“A rather disagreeable surprise,” Lumsden managed to say, making a strenuous attempt to control himself. “It’s nothing you know anything about, you know, and I’ll be all right, never fear.”
Harold Lumsden played the part that night, for there was nothing else to do, and the traditions of his profession demand that an actor or actress should always appear, unless ill in bed, no matter what news may have been received, or what tragedy may have been left at home.

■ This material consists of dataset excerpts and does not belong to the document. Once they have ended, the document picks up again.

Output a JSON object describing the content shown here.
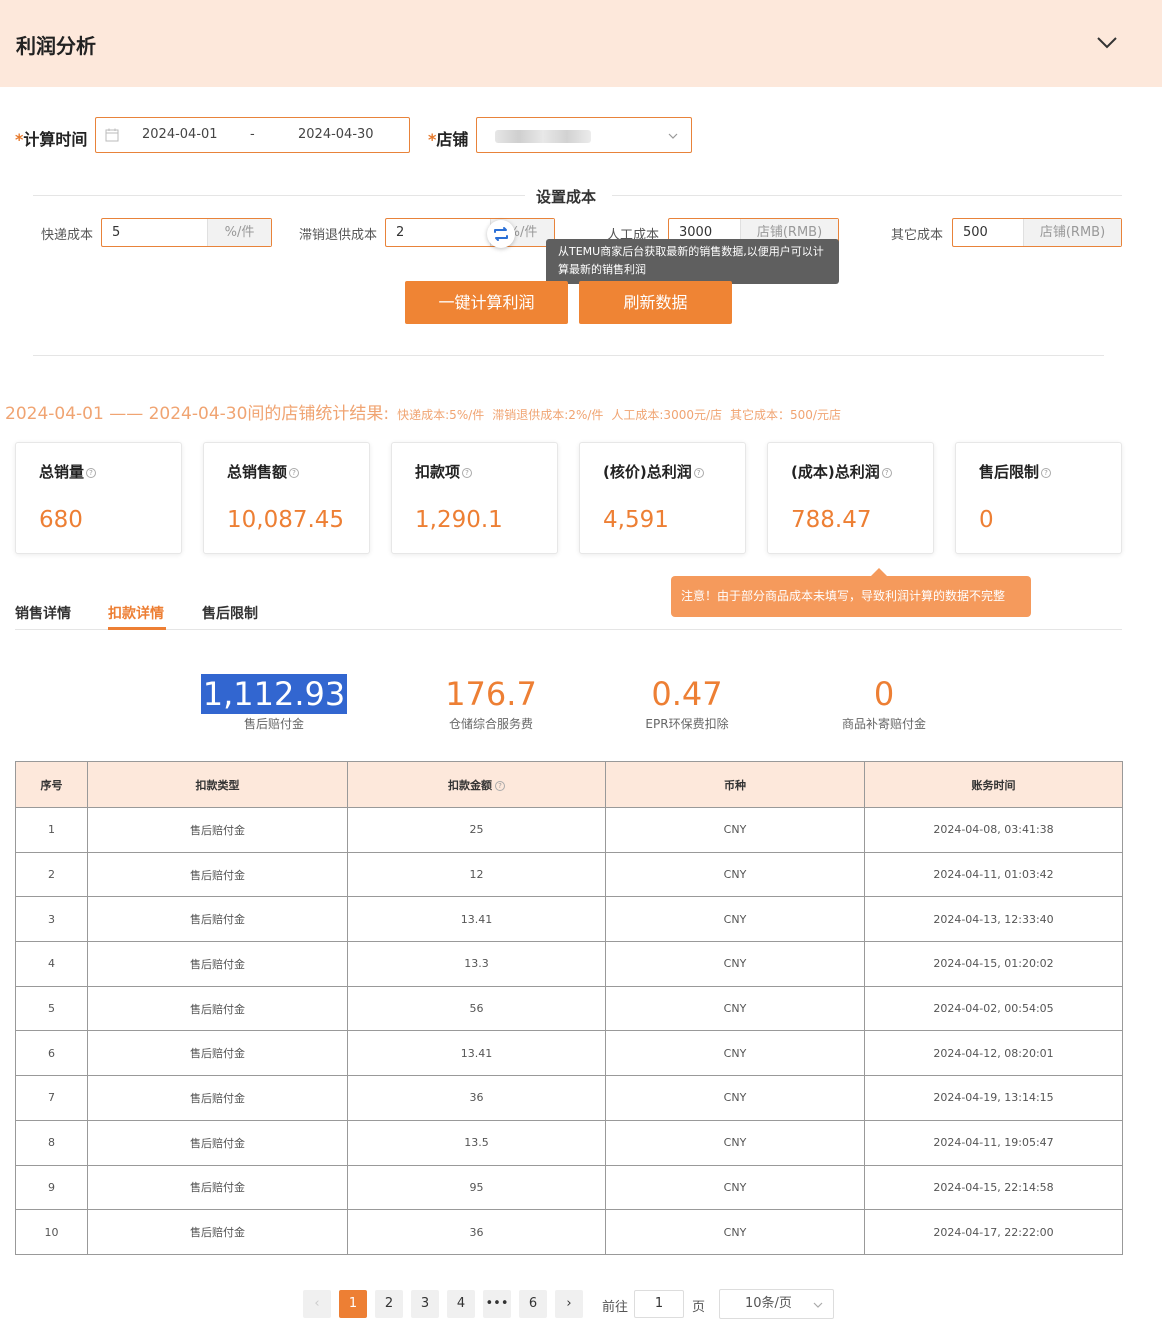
{
  "header": {
    "title": "利润分析"
  },
  "filters": {
    "time_label": "计算时间",
    "required_mark": "*",
    "date_start": "2024-04-01",
    "date_sep": "-",
    "date_end": "2024-04-30",
    "shop_label": "店铺"
  },
  "cost_settings": {
    "title": "设置成本",
    "express": {
      "label": "快递成本",
      "value": "5",
      "unit": "%/件"
    },
    "unsold": {
      "label": "滞销退供成本",
      "value": "2",
      "unit": "%/件"
    },
    "labor": {
      "label": "人工成本",
      "value": "3000",
      "unit": "店铺(RMB)"
    },
    "other": {
      "label": "其它成本",
      "value": "500",
      "unit": "店铺(RMB)"
    }
  },
  "tooltip": {
    "text": "从TEMU商家后台获取最新的销售数据,以便用户可以计算最新的销售利润"
  },
  "buttons": {
    "calc": "一键计算利润",
    "refresh": "刷新数据"
  },
  "summary": {
    "headline": "2024-04-01 —— 2024-04-30间的店铺统计结果:",
    "express": "快递成本:5%/件",
    "unsold": "滞销退供成本:2%/件",
    "labor": "人工成本:3000元/店",
    "other": "其它成本：500/元店"
  },
  "cards": [
    {
      "title": "总销量",
      "value": "680"
    },
    {
      "title": "总销售额",
      "value": "10,087.45"
    },
    {
      "title": "扣款项",
      "value": "1,290.1"
    },
    {
      "title": "(核价)总利润",
      "value": "4,591"
    },
    {
      "title": "(成本)总利润",
      "value": "788.47"
    },
    {
      "title": "售后限制",
      "value": "0"
    }
  ],
  "help_glyph": "?",
  "warning": "注意！由于部分商品成本未填写，导致利润计算的数据不完整",
  "tabs": [
    {
      "label": "销售详情",
      "active": false
    },
    {
      "label": "扣款详情",
      "active": true
    },
    {
      "label": "售后限制",
      "active": false
    }
  ],
  "deduction_stats": [
    {
      "value": "1,112.93",
      "label": "售后赔付金"
    },
    {
      "value": "176.7",
      "label": "仓储综合服务费"
    },
    {
      "value": "0.47",
      "label": "EPR环保费扣除"
    },
    {
      "value": "0",
      "label": "商品补寄赔付金"
    }
  ],
  "table": {
    "headers": [
      "序号",
      "扣款类型",
      "扣款金额",
      "币种",
      "账务时间"
    ],
    "rows": [
      [
        "1",
        "售后赔付金",
        "25",
        "CNY",
        "2024-04-08, 03:41:38"
      ],
      [
        "2",
        "售后赔付金",
        "12",
        "CNY",
        "2024-04-11, 01:03:42"
      ],
      [
        "3",
        "售后赔付金",
        "13.41",
        "CNY",
        "2024-04-13, 12:33:40"
      ],
      [
        "4",
        "售后赔付金",
        "13.3",
        "CNY",
        "2024-04-15, 01:20:02"
      ],
      [
        "5",
        "售后赔付金",
        "56",
        "CNY",
        "2024-04-02, 00:54:05"
      ],
      [
        "6",
        "售后赔付金",
        "13.41",
        "CNY",
        "2024-04-12, 08:20:01"
      ],
      [
        "7",
        "售后赔付金",
        "36",
        "CNY",
        "2024-04-19, 13:14:15"
      ],
      [
        "8",
        "售后赔付金",
        "13.5",
        "CNY",
        "2024-04-11, 19:05:47"
      ],
      [
        "9",
        "售后赔付金",
        "95",
        "CNY",
        "2024-04-15, 22:14:58"
      ],
      [
        "10",
        "售后赔付金",
        "36",
        "CNY",
        "2024-04-17, 22:22:00"
      ]
    ]
  },
  "pagination": {
    "prev": "‹",
    "pages": [
      "1",
      "2",
      "3",
      "4",
      "•••",
      "6"
    ],
    "next": "›",
    "goto_label": "前往",
    "goto_value": "1",
    "page_suffix": "页",
    "page_size": "10条/页"
  },
  "colors": {
    "accent": "#ed7f34",
    "header_bg": "#fde8db",
    "selection": "#3266d0"
  }
}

But some idea of the sort of performance the famous star gave on that memorable occasion might have been gathered from the newspaper comments the following morning, for all the critics seemed to agree that Lumsden was far from himself, and that his conception of the part was strangely heavy and lifeless.
Such was the effect of Green-eye Gordon’s second demand. There were other letters—several of them, in fact—but we need not trace their influence here.
There was no doubt that the blackmailer had struck some stunning blows, expecting that gold would flow from the wounds thus inflicted.
CHAPTER XLVII.
THE BLACKMAILER ADVISES HIS VICTIM.
Ernest Gordon was inclined to consider the world a pretty good place, as he finished his breakfast in Nick Carter’s dining room the following morning. Everything had gone very well, thus far, and he seemed to have reason for self-congratulation.
He had peddled the letters around himself the night before, thus saving time, and making it more difficult to trace them, as he believed. He did not know that he had been shadowed throughout by Chick, who thereby knew just what victims the blackmailer had chosen for his first broadside.